You are certainly likely to be among the half a million personal licence holders for whom the government plans to abolish the 10-year expiry and renewal process.
As our friends from Poppleston Allen explain, the good news for the majority of you, is that you now won’t face the administration and £62 combined cost of renewing your personal licence.
However, for those of you who were quick off the mark a decade ago with your original personal licence applications, there is every chance that you will have to renew your licence, because it will expire before the Deregulation Bill comes into effect.
The government can’t yet say precisely when that will be — though the clever money is on “some time in spring 2015”.

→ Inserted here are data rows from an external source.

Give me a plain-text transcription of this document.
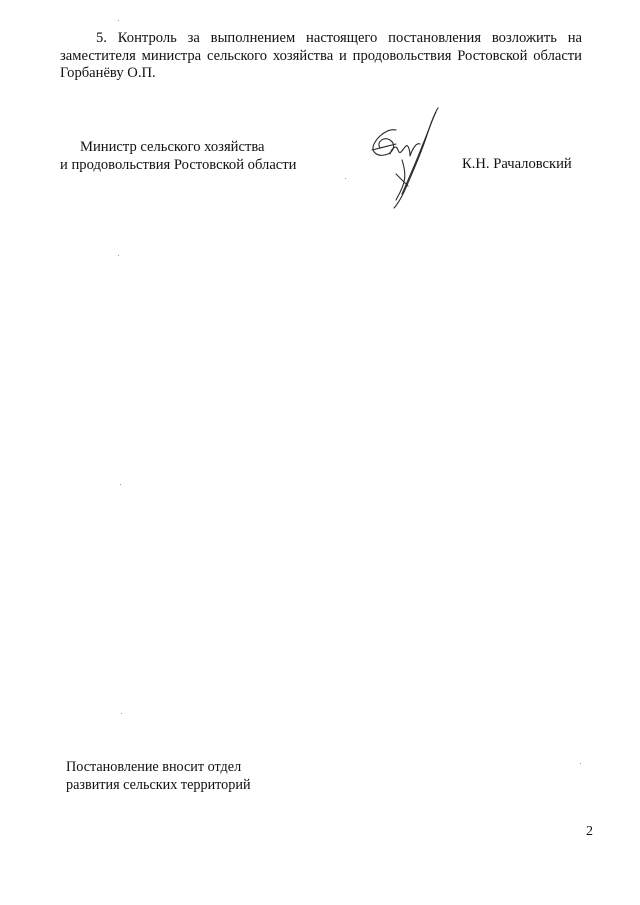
5. Контроль за выполнением настоящего постановления возложить на заместителя министра сельского хозяйства и продовольствия Ростовской области Горбанёву О.П.

Министр сельского хозяйства
и продовольствия Ростовской области	К.Н. Рачаловский
Постановление вносит отдел
развития сельских территорий
2
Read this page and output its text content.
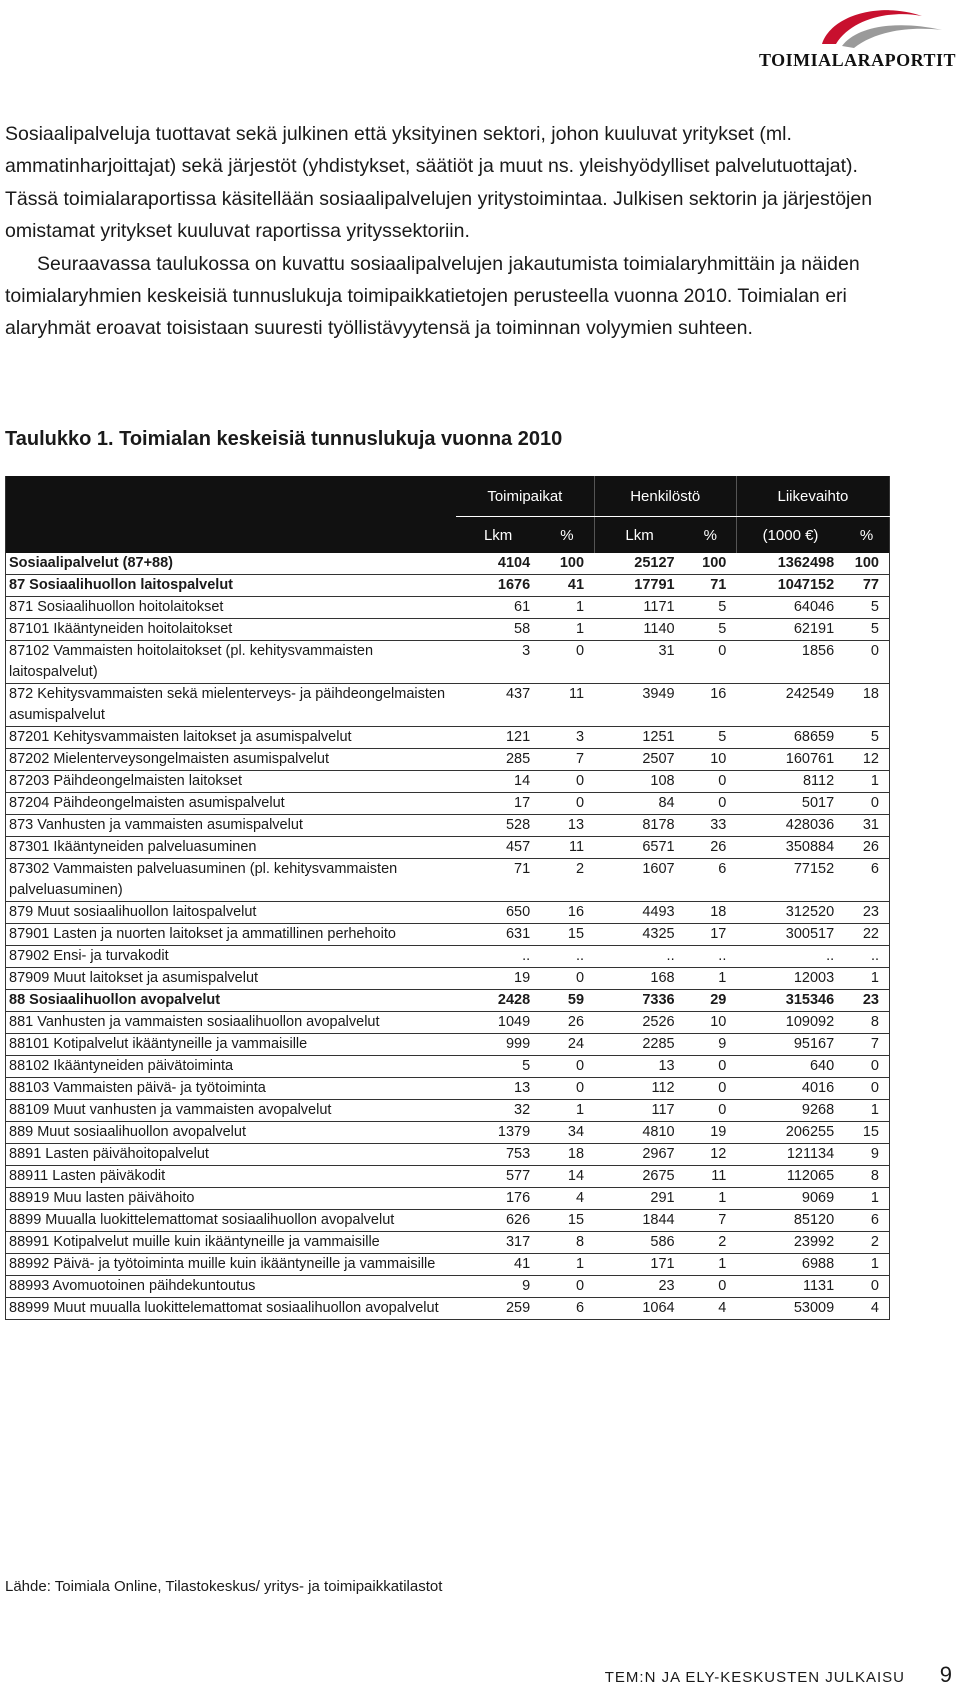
TOIMIALARAPORTIT

Sosiaalipalveluja tuottavat sekä julkinen että yksityinen sektori, johon kuuluvat yritykset (ml. ammatinharjoittajat) sekä järjestöt (yhdistykset, säätiöt ja muut ns. yleishyödylliset palvelutuottajat). Tässä toimialaraportissa käsitellään sosiaalipalvelujen yritystoimintaa. Julkisen sektorin ja järjestöjen omistamat yritykset kuuluvat raportissa yrityssektoriin.

Seuraavassa taulukossa on kuvattu sosiaalipalvelujen jakautumista toimialaryhmittäin ja näiden toimialaryhmien keskeisiä tunnuslukuja toimipaikkatietojen perusteella vuonna 2010. Toimialan eri alaryhmät eroavat toisistaan suuresti työllistävyytensä ja toiminnan volyymien suhteen.

Taulukko 1. Toimialan keskeisiä tunnuslukuja vuonna 2010
	Toimipaikat		Henkilöstö		Liikevaihto	
	Lkm	%	Lkm	%	(1000 €)	%
Sosiaalipalvelut (87+88)	4104	100	25127	100	1362498	100
87 Sosiaalihuollon laitospalvelut	1676	41	17791	71	1047152	77
871 Sosiaalihuollon hoitolaitokset	61	1	1171	5	64046	5
87101 Ikääntyneiden hoitolaitokset	58	1	1140	5	62191	5
87102 Vammaisten hoitolaitokset (pl. kehitysvammaisten laitospalvelut)	3	0	31	0	1856	0
872 Kehitysvammaisten sekä mielenterveys- ja päihdeongelmaisten asumispalvelut	437	11	3949	16	242549	18
87201 Kehitysvammaisten laitokset ja asumispalvelut	121	3	1251	5	68659	5
87202 Mielenterveysongelmaisten asumispalvelut	285	7	2507	10	160761	12
87203 Päihdeongelmaisten laitokset	14	0	108	0	8112	1
87204 Päihdeongelmaisten asumispalvelut	17	0	84	0	5017	0
873 Vanhusten ja vammaisten asumispalvelut	528	13	8178	33	428036	31
87301 Ikääntyneiden palveluasuminen	457	11	6571	26	350884	26
87302 Vammaisten palveluasuminen (pl. kehitysvammaisten palveluasuminen)	71	2	1607	6	77152	6
879 Muut sosiaalihuollon laitospalvelut	650	16	4493	18	312520	23
87901 Lasten ja nuorten laitokset ja ammatillinen perhehoito	631	15	4325	17	300517	22
87902 Ensi- ja turvakodit	..	..	..	..	..	..
87909 Muut laitokset ja asumispalvelut	19	0	168	1	12003	1
88 Sosiaalihuollon avopalvelut	2428	59	7336	29	315346	23
881 Vanhusten ja vammaisten sosiaalihuollon avopalvelut	1049	26	2526	10	109092	8
88101 Kotipalvelut ikääntyneille ja vammaisille	999	24	2285	9	95167	7
88102 Ikääntyneiden päivätoiminta	5	0	13	0	640	0
88103 Vammaisten päivä- ja työtoiminta	13	0	112	0	4016	0
88109 Muut vanhusten ja vammaisten avopalvelut	32	1	117	0	9268	1
889 Muut sosiaalihuollon avopalvelut	1379	34	4810	19	206255	15
8891 Lasten päivähoitopalvelut	753	18	2967	12	121134	9
88911 Lasten päiväkodit	577	14	2675	11	112065	8
88919 Muu lasten päivähoito	176	4	291	1	9069	1
8899 Muualla luokittelemattomat sosiaalihuollon avopalvelut	626	15	1844	7	85120	6
88991 Kotipalvelut muille kuin ikääntyneille ja vammaisille	317	8	586	2	23992	2
88992 Päivä- ja työtoiminta muille kuin ikääntyneille ja vammaisille	41	1	171	1	6988	1
88993 Avomuotoinen päihdekuntoutus	9	0	23	0	1131	0
88999 Muut muualla luokittelemattomat sosiaalihuollon avopalvelut	259	6	1064	4	53009	4

Lähde: Toimiala Online, Tilastokeskus/ yritys- ja toimipaikkatilastot

TEM:N JA ELY-KESKUSTEN JULKAISU 9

So if your personal licence expires in March, April or even May, then you’re probably going to need to make a renewal application to ensure you don’t suddenly find yourself unable to sell alcohol.
Plainly this is an unacceptable state of affairs – one that Home Office minister Norman Baker has himself described as “far from ideal” — and it needs to be rectified ASAP.
That means either some kind of amnesty on these early renewals, or at least some clearer instructions and a waiver of the fees.
It wasn’t so long ago that the Government was consulting on the abolition of personal licences altogether as part of its ‘bonfire of red-tape’. Pleasingly on that occasion, Mr Baker and his colleagues listened to the pub trade’s clear message that this would be a retrograde step — that the system worked well, setting a national standard and qualification which are supported by both local authorities and the police.
The intentions behind the scrapping of the renewals process are good. The decision to do so is itself laudable. But because it came so late, and so close to the moment when the first licence renewals are due, it risks being a messy and admin-heavy transition — totally counterproductive to the original aims of deregulation.
This is a problem of the Government’s own making, and honest licensees should not be disadvantaged by its associated uncertainties and costs. Neither should they be penalised if they fall foul of a very imperfect process.
It cannot be beyond the wit of the Home Office to sort this out, can it?